Le métaopérateur -ING thématise tout le groupe BE TRANSPORTED TO BHAGDAD FREE OF CHARGE , ce qui n'est que normal si l'on considère que la proposition en THAT fait écho à MIRACLE dans lénoncé introducteur. On voit donc que , comme c'est le cas dans les énoncés non-passifs, le prédicat tout entier est appliqué au sujet grammatical.

Enfin on ne peut passer sous silence ce qui se passe avec des adjectifs en position d'attribut :

You are being pessimistic (je vous trouve pessimiste) . L'anaphore est ici évidente: on devine le type de contexte-avant).
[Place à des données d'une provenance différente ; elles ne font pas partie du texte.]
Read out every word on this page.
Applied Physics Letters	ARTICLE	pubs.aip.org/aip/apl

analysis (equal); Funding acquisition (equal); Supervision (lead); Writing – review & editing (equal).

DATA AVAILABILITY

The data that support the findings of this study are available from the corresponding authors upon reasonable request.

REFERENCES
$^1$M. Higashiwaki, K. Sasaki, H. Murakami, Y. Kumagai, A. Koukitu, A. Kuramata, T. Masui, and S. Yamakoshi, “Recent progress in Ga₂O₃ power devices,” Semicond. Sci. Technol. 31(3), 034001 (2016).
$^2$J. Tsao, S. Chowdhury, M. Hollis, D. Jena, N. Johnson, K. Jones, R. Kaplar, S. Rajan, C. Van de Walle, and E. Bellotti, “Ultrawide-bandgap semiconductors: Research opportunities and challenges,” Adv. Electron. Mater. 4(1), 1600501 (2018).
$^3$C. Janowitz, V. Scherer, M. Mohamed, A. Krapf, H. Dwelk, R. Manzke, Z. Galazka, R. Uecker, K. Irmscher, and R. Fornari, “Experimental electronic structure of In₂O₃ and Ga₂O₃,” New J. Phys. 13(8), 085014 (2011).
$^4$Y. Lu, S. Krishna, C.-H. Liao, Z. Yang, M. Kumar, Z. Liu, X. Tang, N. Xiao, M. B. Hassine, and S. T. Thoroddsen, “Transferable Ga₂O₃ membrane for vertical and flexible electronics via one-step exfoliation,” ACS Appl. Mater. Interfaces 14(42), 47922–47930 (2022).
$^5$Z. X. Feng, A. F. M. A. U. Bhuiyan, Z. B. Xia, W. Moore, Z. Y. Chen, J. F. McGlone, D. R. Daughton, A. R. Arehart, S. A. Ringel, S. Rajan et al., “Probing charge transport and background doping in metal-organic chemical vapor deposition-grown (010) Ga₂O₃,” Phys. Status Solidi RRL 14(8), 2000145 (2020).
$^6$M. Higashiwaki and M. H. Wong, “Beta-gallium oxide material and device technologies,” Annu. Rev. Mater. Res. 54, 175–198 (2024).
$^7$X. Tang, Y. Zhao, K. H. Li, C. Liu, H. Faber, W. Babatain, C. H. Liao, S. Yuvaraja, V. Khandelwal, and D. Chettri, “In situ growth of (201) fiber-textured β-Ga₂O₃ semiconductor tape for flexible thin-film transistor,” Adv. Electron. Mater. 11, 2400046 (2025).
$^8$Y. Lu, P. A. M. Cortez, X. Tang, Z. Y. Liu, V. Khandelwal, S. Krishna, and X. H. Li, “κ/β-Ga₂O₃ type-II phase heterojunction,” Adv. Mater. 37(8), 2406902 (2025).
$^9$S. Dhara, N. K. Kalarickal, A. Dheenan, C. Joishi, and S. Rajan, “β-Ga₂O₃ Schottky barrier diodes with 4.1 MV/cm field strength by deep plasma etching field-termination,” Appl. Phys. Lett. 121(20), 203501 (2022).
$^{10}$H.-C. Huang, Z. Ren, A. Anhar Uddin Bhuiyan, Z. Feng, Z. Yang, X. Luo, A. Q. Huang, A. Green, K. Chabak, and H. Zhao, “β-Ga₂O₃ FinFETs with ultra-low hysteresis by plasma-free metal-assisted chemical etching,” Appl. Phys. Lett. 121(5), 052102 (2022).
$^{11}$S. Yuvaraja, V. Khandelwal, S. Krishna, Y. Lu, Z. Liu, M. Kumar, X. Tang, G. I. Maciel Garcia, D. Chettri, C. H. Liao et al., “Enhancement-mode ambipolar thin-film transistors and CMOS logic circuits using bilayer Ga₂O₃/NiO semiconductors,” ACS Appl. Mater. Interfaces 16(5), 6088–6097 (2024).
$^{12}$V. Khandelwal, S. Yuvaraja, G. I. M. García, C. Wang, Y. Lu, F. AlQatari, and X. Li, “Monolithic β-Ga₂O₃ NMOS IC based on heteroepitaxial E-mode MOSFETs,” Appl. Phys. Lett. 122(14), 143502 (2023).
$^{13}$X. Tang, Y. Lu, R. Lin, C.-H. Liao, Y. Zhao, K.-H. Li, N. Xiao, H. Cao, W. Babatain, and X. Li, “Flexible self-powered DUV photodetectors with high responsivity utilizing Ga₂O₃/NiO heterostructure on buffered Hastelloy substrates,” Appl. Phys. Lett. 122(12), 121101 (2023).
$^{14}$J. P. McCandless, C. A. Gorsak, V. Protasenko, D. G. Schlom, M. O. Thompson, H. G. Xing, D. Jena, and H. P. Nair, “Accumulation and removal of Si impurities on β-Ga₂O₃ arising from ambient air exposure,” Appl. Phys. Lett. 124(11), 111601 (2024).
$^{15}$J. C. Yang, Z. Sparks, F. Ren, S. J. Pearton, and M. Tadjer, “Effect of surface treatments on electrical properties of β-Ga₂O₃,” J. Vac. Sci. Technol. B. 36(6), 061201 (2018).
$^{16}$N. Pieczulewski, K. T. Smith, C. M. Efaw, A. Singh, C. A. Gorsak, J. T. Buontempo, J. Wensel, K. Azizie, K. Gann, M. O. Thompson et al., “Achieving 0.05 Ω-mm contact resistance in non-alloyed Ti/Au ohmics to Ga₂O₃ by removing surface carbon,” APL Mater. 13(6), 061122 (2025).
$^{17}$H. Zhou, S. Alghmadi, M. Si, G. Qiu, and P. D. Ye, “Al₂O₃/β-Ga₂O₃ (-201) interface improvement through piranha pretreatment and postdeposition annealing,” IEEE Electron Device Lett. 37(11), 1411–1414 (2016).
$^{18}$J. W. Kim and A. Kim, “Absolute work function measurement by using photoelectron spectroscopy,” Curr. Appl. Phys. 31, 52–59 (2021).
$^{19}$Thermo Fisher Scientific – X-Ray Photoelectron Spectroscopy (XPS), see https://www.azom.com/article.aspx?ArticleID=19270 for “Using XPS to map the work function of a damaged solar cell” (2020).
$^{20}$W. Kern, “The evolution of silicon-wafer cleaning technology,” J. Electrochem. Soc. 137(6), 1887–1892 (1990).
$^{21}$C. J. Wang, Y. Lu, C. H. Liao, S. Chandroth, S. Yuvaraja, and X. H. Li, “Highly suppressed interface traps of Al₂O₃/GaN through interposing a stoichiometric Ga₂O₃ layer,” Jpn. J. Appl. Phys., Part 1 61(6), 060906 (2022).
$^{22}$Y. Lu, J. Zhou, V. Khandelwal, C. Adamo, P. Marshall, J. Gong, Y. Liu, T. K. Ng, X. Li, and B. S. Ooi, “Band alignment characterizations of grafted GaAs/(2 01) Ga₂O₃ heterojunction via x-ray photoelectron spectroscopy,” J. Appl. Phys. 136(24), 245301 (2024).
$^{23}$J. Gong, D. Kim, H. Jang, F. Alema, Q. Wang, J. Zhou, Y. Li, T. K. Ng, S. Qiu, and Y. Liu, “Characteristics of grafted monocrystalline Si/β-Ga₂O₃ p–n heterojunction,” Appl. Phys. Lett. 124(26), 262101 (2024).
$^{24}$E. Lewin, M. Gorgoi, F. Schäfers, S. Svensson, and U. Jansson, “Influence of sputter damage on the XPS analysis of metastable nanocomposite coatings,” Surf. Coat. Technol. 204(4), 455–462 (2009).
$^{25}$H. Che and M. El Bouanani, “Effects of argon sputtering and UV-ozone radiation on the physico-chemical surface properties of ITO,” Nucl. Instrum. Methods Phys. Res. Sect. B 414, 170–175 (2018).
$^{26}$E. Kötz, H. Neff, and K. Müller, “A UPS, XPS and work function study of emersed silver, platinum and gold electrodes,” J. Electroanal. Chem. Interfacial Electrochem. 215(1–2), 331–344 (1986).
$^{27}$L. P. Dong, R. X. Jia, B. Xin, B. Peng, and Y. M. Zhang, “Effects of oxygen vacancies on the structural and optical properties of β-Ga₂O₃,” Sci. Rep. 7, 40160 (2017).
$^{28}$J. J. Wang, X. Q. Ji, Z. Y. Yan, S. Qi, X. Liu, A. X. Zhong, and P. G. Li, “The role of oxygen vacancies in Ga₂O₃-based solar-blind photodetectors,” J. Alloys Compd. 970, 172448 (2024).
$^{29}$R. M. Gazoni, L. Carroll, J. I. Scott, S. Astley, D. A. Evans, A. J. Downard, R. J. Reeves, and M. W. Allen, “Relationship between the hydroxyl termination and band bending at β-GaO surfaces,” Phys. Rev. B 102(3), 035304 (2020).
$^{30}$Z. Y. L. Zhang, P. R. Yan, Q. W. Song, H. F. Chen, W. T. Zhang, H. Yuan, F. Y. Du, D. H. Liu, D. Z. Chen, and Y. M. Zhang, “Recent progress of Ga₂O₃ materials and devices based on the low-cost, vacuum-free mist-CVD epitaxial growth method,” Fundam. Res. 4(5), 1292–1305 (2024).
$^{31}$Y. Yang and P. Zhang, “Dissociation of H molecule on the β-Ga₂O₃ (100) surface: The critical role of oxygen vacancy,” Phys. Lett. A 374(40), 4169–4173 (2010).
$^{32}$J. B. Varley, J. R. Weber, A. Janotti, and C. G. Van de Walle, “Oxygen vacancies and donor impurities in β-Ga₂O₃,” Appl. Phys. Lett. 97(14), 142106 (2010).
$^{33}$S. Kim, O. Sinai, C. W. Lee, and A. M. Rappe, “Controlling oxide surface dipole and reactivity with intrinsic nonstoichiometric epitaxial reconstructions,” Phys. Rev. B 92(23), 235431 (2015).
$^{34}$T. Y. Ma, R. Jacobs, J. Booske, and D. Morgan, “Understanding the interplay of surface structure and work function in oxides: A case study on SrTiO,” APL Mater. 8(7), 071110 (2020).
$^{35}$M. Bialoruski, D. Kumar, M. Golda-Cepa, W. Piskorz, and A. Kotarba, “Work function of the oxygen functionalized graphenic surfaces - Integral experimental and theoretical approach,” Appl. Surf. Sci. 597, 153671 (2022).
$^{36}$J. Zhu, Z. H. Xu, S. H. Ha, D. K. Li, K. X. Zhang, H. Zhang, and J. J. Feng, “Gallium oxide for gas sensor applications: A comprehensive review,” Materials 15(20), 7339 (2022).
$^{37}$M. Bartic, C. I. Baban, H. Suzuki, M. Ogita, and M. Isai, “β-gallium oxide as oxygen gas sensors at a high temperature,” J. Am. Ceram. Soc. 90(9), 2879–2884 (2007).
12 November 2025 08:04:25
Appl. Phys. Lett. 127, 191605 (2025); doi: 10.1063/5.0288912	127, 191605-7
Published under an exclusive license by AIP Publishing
He is French versus He is being French .

Cette paire minimale offre le fonctionnement de BE+ING quasiment à fleur de langue: l'adjectif FRENCH dans He is French est de statut rhématique (parmi toutes les nationalités poqssibles, c'est FRENCH qui a éét retenu) alors que dans l'énoncé He is being French, le même adjectif est thématique car -ING porte sur BE FRENCH, où FRENCH est du donné (plus de choix paradigmatique)…On pourrait bien sûr poursuivre cette exploration. L'important c'est de proposer des schémas qui ne soient pas des culs-de-sac.

La conclusion de M.L. Groussier est surprenante : après la mise en œuvre d'une métalangue cognitiviste qui se veut innovante, elle propose une solution qui n'en est pas une, car on ne saurait considérer la pertinence ( la current relevance de Twaddell) comme une clé du marqueur BE+ING. Tout au plus s'agit-il d'une condition d'emploi qui est loin de pouvoir s'appliquer à tous les cas.